The patient received standard treatment for KD. Intravenous IVIG 64 g was administered with a dose of 80 mg/kg/day. The patient also received IVIG for 18 hours, and his vital signs were monitored constantly during infusion. No adverse reaction was found during IVIG therapy. Antibiotic therapy continued as before, and 640 mg oral aspirin treatment continued for two weeks.

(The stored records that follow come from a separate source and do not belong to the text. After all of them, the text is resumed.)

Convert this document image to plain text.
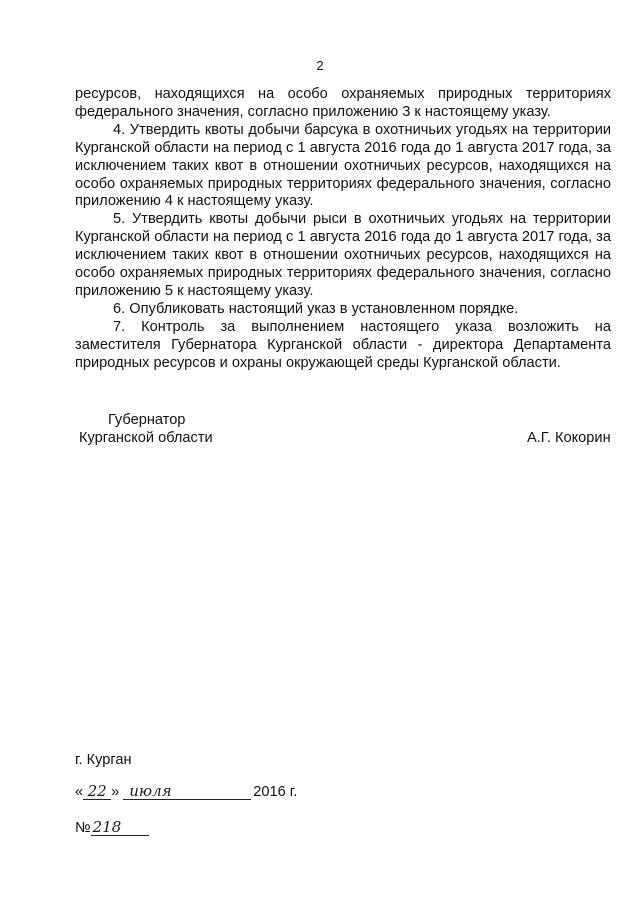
2

ресурсов, находящихся на особо охраняемых природных территориях федерального значения, согласно приложению 3 к настоящему указу.

4. Утвердить квоты добычи барсука в охотничьих угодьях на территории Курганской области на период с 1 августа 2016 года до 1 августа 2017 года, за исключением таких квот в отношении охотничьих ресурсов, находящихся на особо охраняемых природных территориях федерального значения, согласно приложению 4 к настоящему указу.

5. Утвердить квоты добычи рыси в охотничьих угодьях на территории Курганской области на период с 1 августа 2016 года до 1 августа 2017 года, за исключением таких квот в отношении охотничьих ресурсов, находящихся на особо охраняемых природных территориях федерального значения, согласно приложению 5 к настоящему указу.

6. Опубликовать настоящий указ в установленном порядке.

7. Контроль за выполнением настоящего указа возложить на заместителя Губернатора Курганской области - директора Департамента природных ресурсов и охраны окружающей среды Курганской области.

Губернатор
Курганской области	А.Г. Кокорин
г. Курган
« 22 » июля	2016 г.
№ 218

Lung and mediastinum HRCT without contrast was intact. The patient’s liver enzymes were mildly elevated (AST: 64 and ALT: 194). The albumin level fell to 2.9, and CBC showed leukocytosis with improved absolute neutrophil counts from 1,304 to 2,368. Cardiac troponin I came back negative (
Table 1 and
Figure 1).
| Lab Data | Result | Normal Values |
|---|
| Blood sugar | 92 | 70 - 120 |
| Urea | 24 | 17 - 43 |
| Cr | 0.76 | 0.7 - 1.4 |
| Calcium | 9.3 | 8.6 - 10.3 |
| Sodium | 135.5 | 135 - 148 |
| Potassium | 3.8 | 3.5 - 5.3 |
| Triglycerides | 217 | 50 - 150 |
| Cholesterols | 170 | 50 - 200 |
| LDH | 383 | < 746 |
| ALT | 194 | < 37 |
| AST | 64 | < 41 |
| Albumin | 2.9 | 3.5 - 5.2 |
| Troponin I | Negative | |
On the sixth day of hospitalization and about 24 hours after IVIG treatment, the patient’s fever improved, and he well-tolerated oral food intake. At the same time, diffuse rashes appeared on the trunk and extremities, which was in favor of KD (
Figure 3). The next day’s lab results showed approximately the same values of inflammatory markers (ESR: 120 and CRP: three-plus positive). Platelets also raised from 376,000 to 502,000 in 48 hours.

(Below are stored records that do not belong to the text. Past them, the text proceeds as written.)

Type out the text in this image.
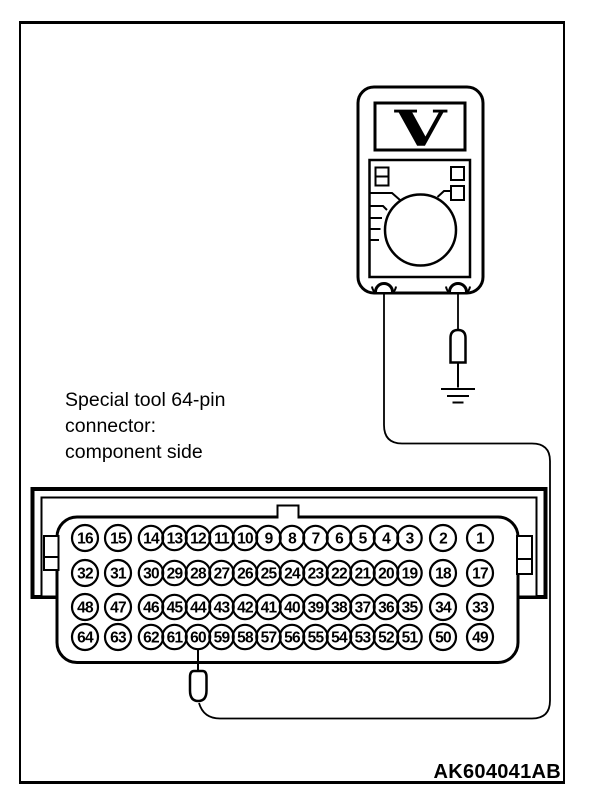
V
16 15 14 13 12 11 10 9 8 7 6 5 4 3 2 1
32 31 30 29 28 27 26 25 24 23 22 21 20 19 18 17
48 47 46 45 44 43 42 41 40 39 38 37 36 35 34 33
64 63 62 61 60 59 58 57 56 55 54 53 52 51 50 49
Special tool 64-pin
connector:
component side
AK604041AB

The next day, the patient was discharged after seven days of hospitalization with improved signs and symptoms. He was prescribed low-dose aspirin (100 mg daily), as he was not feverish for two days. Two weeks later, the follow-up visit with the same cardiologist showed improvement of dilated CAs in echocardiography. Besides, RCA was measured as 3 mm (previously 4 mm) and LMCA as 2.7 mm (previously 3 mm). He was recommended to continue aspirin 80 mg for the next six months.